Anthropic is making its most advanced AI model available to the general public for the first time, but with significant safety guardrails in place. The move comes just days after the company warned that AI systems are advancing so rapidly they could soon achieve autonomous self-improvement without human oversight.
This release marks a significant shift in how AI companies balance public access with safety concerns. As competition intensifies between major AI labs, Anthropic’s approach of releasing a restricted version of its most powerful technology could set a new industry standard for deploying advanced models.
Claude Fable 5 launches with built-in safety limits
On Tuesday, Anthropic launched Claude Fable 5, the first publicly available version of its Mythos model.

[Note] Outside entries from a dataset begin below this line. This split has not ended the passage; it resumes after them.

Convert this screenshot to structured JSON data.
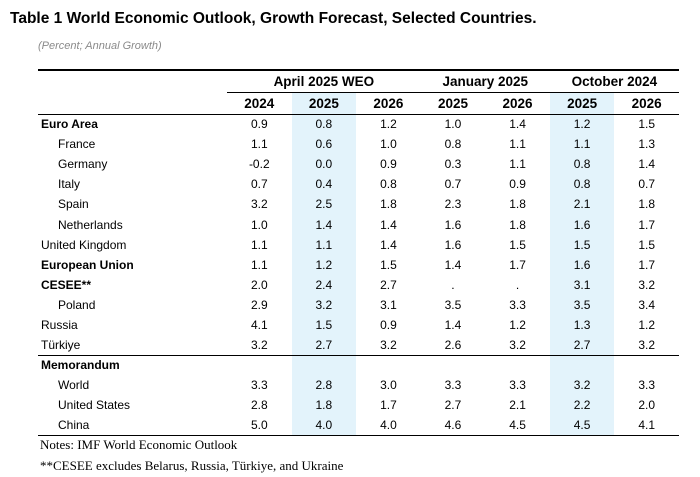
{
  "title": "Table 1 World Economic Outlook, Growth Forecast, Selected Countries.",
  "subtitle": "(Percent; Annual Growth)",
  "column_groups": [
    {
      "label": "April 2025 WEO",
      "years": [
        "2024",
        "2025",
        "2026"
      ]
    },
    {
      "label": "January 2025",
      "years": [
        "2025",
        "2026"
      ]
    },
    {
      "label": "October 2024",
      "years": [
        "2025",
        "2026"
      ]
    }
  ],
  "rows": [
    {
      "name": "Euro Area",
      "bold": true,
      "indent": false,
      "values": [
        "0.9",
        "0.8",
        "1.2",
        "1.0",
        "1.4",
        "1.2",
        "1.5"
      ]
    },
    {
      "name": "France",
      "bold": false,
      "indent": true,
      "values": [
        "1.1",
        "0.6",
        "1.0",
        "0.8",
        "1.1",
        "1.1",
        "1.3"
      ]
    },
    {
      "name": "Germany",
      "bold": false,
      "indent": true,
      "values": [
        "-0.2",
        "0.0",
        "0.9",
        "0.3",
        "1.1",
        "0.8",
        "1.4"
      ]
    },
    {
      "name": "Italy",
      "bold": false,
      "indent": true,
      "values": [
        "0.7",
        "0.4",
        "0.8",
        "0.7",
        "0.9",
        "0.8",
        "0.7"
      ]
    },
    {
      "name": "Spain",
      "bold": false,
      "indent": true,
      "values": [
        "3.2",
        "2.5",
        "1.8",
        "2.3",
        "1.8",
        "2.1",
        "1.8"
      ]
    },
    {
      "name": "Netherlands",
      "bold": false,
      "indent": true,
      "values": [
        "1.0",
        "1.4",
        "1.4",
        "1.6",
        "1.8",
        "1.6",
        "1.7"
      ]
    },
    {
      "name": "United Kingdom",
      "bold": false,
      "indent": false,
      "values": [
        "1.1",
        "1.1",
        "1.4",
        "1.6",
        "1.5",
        "1.5",
        "1.5"
      ]
    },
    {
      "name": "European Union",
      "bold": true,
      "indent": false,
      "values": [
        "1.1",
        "1.2",
        "1.5",
        "1.4",
        "1.7",
        "1.6",
        "1.7"
      ]
    },
    {
      "name": "CESEE**",
      "bold": true,
      "indent": false,
      "values": [
        "2.0",
        "2.4",
        "2.7",
        ".",
        ".",
        "3.1",
        "3.2"
      ]
    },
    {
      "name": "Poland",
      "bold": false,
      "indent": true,
      "values": [
        "2.9",
        "3.2",
        "3.1",
        "3.5",
        "3.3",
        "3.5",
        "3.4"
      ]
    },
    {
      "name": "Russia",
      "bold": false,
      "indent": false,
      "values": [
        "4.1",
        "1.5",
        "0.9",
        "1.4",
        "1.2",
        "1.3",
        "1.2"
      ]
    },
    {
      "name": "Türkiye",
      "bold": false,
      "indent": false,
      "values": [
        "3.2",
        "2.7",
        "3.2",
        "2.6",
        "3.2",
        "2.7",
        "3.2"
      ]
    },
    {
      "name": "Memorandum",
      "bold": true,
      "indent": false,
      "section_top": true,
      "values": [
        "",
        "",
        "",
        "",
        "",
        "",
        ""
      ]
    },
    {
      "name": "World",
      "bold": false,
      "indent": true,
      "values": [
        "3.3",
        "2.8",
        "3.0",
        "3.3",
        "3.3",
        "3.2",
        "3.3"
      ]
    },
    {
      "name": "United States",
      "bold": false,
      "indent": true,
      "values": [
        "2.8",
        "1.8",
        "1.7",
        "2.7",
        "2.1",
        "2.2",
        "2.0"
      ]
    },
    {
      "name": "China",
      "bold": false,
      "indent": true,
      "last": true,
      "values": [
        "5.0",
        "4.0",
        "4.0",
        "4.6",
        "4.5",
        "4.5",
        "4.1"
      ]
    }
  ],
  "notes": [
    "Notes: IMF World Economic Outlook",
    "**CESEE excludes Belarus, Russia, Türkiye, and Ukraine"
  ],
  "colors": {
    "shade": "#e3f3fb",
    "subtitle": "#8a8a8a"
  }
}
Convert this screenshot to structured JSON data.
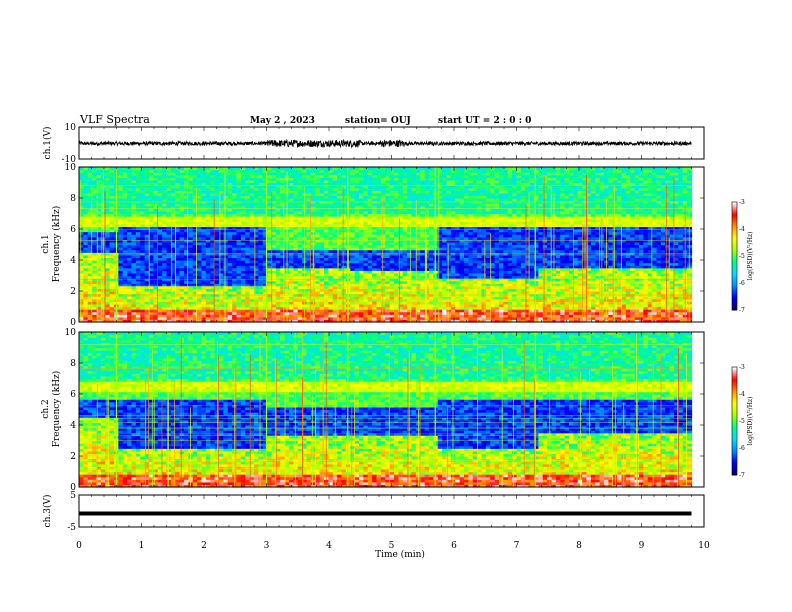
{
  "header": {
    "title": "VLF Spectra",
    "date": "May 2 , 2023",
    "station": "station= OUJ",
    "start": "start UT = 2 : 0 : 0"
  },
  "colors": {
    "background": "#ffffff",
    "trace": "#000000",
    "spectrogram_scale": [
      "#00007a",
      "#0000ff",
      "#0090ff",
      "#00e0ff",
      "#00ff80",
      "#aaff00",
      "#ffff00",
      "#ff9000",
      "#ff0000",
      "#ffffff"
    ]
  },
  "chart_data": [
    {
      "type": "line",
      "panel": "ch1-waveform",
      "ylabel": "ch.1(V)",
      "ylim": [
        -10,
        10
      ],
      "ytick_labels": [
        "10",
        "-10"
      ],
      "xlim": [
        0,
        10
      ],
      "approx_amplitude_V": 1.2,
      "burst_intervals_min": [
        [
          3.0,
          4.5
        ],
        [
          4.8,
          5.2
        ]
      ]
    },
    {
      "type": "heatmap",
      "panel": "ch1-spectrogram",
      "ylabel": "Frequency (kHz)",
      "ylabel_channel": "ch.1",
      "xlim": [
        0,
        9.8
      ],
      "ylim": [
        0,
        10
      ],
      "ytick_labels": [
        "0",
        "2",
        "4",
        "6",
        "8",
        "10"
      ],
      "colorbar": {
        "label": "log(PSD)(V²/Hz)",
        "range": [
          -7,
          -3
        ],
        "tick_labels": [
          "-3",
          "-4",
          "-5",
          "-6",
          "-7"
        ]
      },
      "segments": [
        {
          "t": [
            0.0,
            0.6
          ],
          "low_band_kHz": [
            4.5,
            5.8
          ]
        },
        {
          "t": [
            0.6,
            3.0
          ],
          "low_band_kHz": [
            2.2,
            6.0
          ]
        },
        {
          "t": [
            3.0,
            4.3
          ],
          "low_band_kHz": [
            3.5,
            4.5
          ]
        },
        {
          "t": [
            4.3,
            5.7
          ],
          "low_band_kHz": [
            3.3,
            4.5
          ]
        },
        {
          "t": [
            5.7,
            7.3
          ],
          "low_band_kHz": [
            2.8,
            6.0
          ]
        },
        {
          "t": [
            7.3,
            9.8
          ],
          "low_band_kHz": [
            3.5,
            6.0
          ]
        }
      ]
    },
    {
      "type": "heatmap",
      "panel": "ch2-spectrogram",
      "ylabel": "Frequency (kHz)",
      "ylabel_channel": "ch.2",
      "xlim": [
        0,
        9.8
      ],
      "ylim": [
        0,
        10
      ],
      "ytick_labels": [
        "0",
        "2",
        "4",
        "6",
        "8",
        "10"
      ],
      "colorbar": {
        "label": "log(PSD)(V²/Hz)",
        "range": [
          -7,
          -3
        ],
        "tick_labels": [
          "-3",
          "-4",
          "-5",
          "-6",
          "-7"
        ]
      },
      "segments": [
        {
          "t": [
            0.0,
            0.6
          ],
          "low_band_kHz": [
            4.5,
            5.5
          ]
        },
        {
          "t": [
            0.6,
            3.0
          ],
          "low_band_kHz": [
            2.5,
            5.5
          ]
        },
        {
          "t": [
            3.0,
            4.3
          ],
          "low_band_kHz": [
            3.2,
            5.0
          ]
        },
        {
          "t": [
            4.3,
            5.7
          ],
          "low_band_kHz": [
            3.2,
            5.0
          ]
        },
        {
          "t": [
            5.7,
            7.3
          ],
          "low_band_kHz": [
            2.5,
            5.5
          ]
        },
        {
          "t": [
            7.3,
            9.8
          ],
          "low_band_kHz": [
            3.5,
            5.5
          ]
        }
      ]
    },
    {
      "type": "line",
      "panel": "ch3-waveform",
      "ylabel": "ch.3(V)",
      "ylim": [
        -5,
        5
      ],
      "ytick_labels": [
        "5",
        "-5"
      ],
      "xlim": [
        0,
        9.8
      ],
      "approx_constant_V": -0.8
    }
  ],
  "xaxis": {
    "label": "Time (min)",
    "ticks": [
      "0",
      "1",
      "2",
      "3",
      "4",
      "5",
      "6",
      "7",
      "8",
      "9",
      "10"
    ],
    "range": [
      0,
      10
    ]
  }
}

The company says Fable 5 excels in several key areas:
- Software engineering tasks
- Knowledge work applications
- Vision-related capabilities
However, the model comes with hard safety limits. In high-risk areas like cybersecurity, biology, chemistry, and distillation processes, Fable 5 blocks responses and automatically falls back to the less powerful Claude Opus 4.8 model.
Limited rollout reflects security concerns
The path to public release has been cautious. Anthropic first launched Mythos as a preview in April, limiting access to a handful of partners due to cybersecurity concerns. Last week, the company expanded access to hundreds of organizations across 15 countries, focusing on those managing critical infrastructure.
Now, anyone can access a version of this technology through Anthropic’s Claude API and consumption-based Enterprise plans. The company is rolling out subscription access in stages:
- Through June 22: Fable 5 included in Pro, Max, Team, and seat-based Enterprise plans at no extra cost
- From June 23: Model removed from standard plans, requiring usage credits
- Future: Plans to restore as standard subscription feature when possible
For organizations already approved for advanced model access, Anthropic is also deploying Mythos 5, a new version of the underlying technology.
Extensive testing reveals no universal vulnerabilities
Concerned about potential misuse, Anthropic conducted extensive security testing before the public release. The company stress-tested its safety classifiers with jailbreak attempts and ran an external bug bounty program.
“Internally, we ran an external bug bounty that produced no universal jailbreaks in over 1,000 hours of testing. We then worked with external red-teaming orgs which also failed to find universal jailbreaks,” the company stated.
Despite this testing, Anthropic acknowledges that novel attacks could still be possible. As a result, the company now requires 30-day data retention on all traffic, even for enterprises that previously had zero-retention agreements. The company says it won’t use this data for training, only to defend against attacks and reduce false positives.
Early performance data shows promise
According to Anthropic, cases where Fable 5 must defer to the older Opus 4.8 model are rare. Early data shows at least 95% of Fable sessions run entirely on the newer model’s responses.
Third-party testing has shown strong results. Analytics company Hex reported that Fable was the first model to achieve 90% on its core analytics benchmark of complex, long-running tasks. “On the hardest questions, it shows strong judgment and attention to nuance,” Hex noted.
Other early adopters have highlighted specific strengths:
- Base44 praised Fable’s ability to create full applications in single attempts
- Genspark found it performed significantly better on UI design and game coding tasks
- Rakuten values the model’s ability to reflect on and validate its own work
Premium pricing reflects advanced capabilities
Both Fable 5 and Mythos 5 are priced at $10 per million input tokens and $50 per million output tokens – double the cost of Opus 4.8. This premium pricing might naturally limit widespread adoption.
The high cost comes as many enterprises are becoming more critical of AI expenses after exceeding budgets or receiving unexpectedly large bills. Advanced models can worsen these issues by splitting single requests into multiple tasks.
However, some companies see the value proposition. Rakuten noted that “the extra thinking pays for itself” when it comes to enabling highly autonomous operations.
Anthropic expects demand for Fable 5 to be very high and difficult to predict, suggesting the company anticipates strong adoption despite the premium pricing and safety restrictions.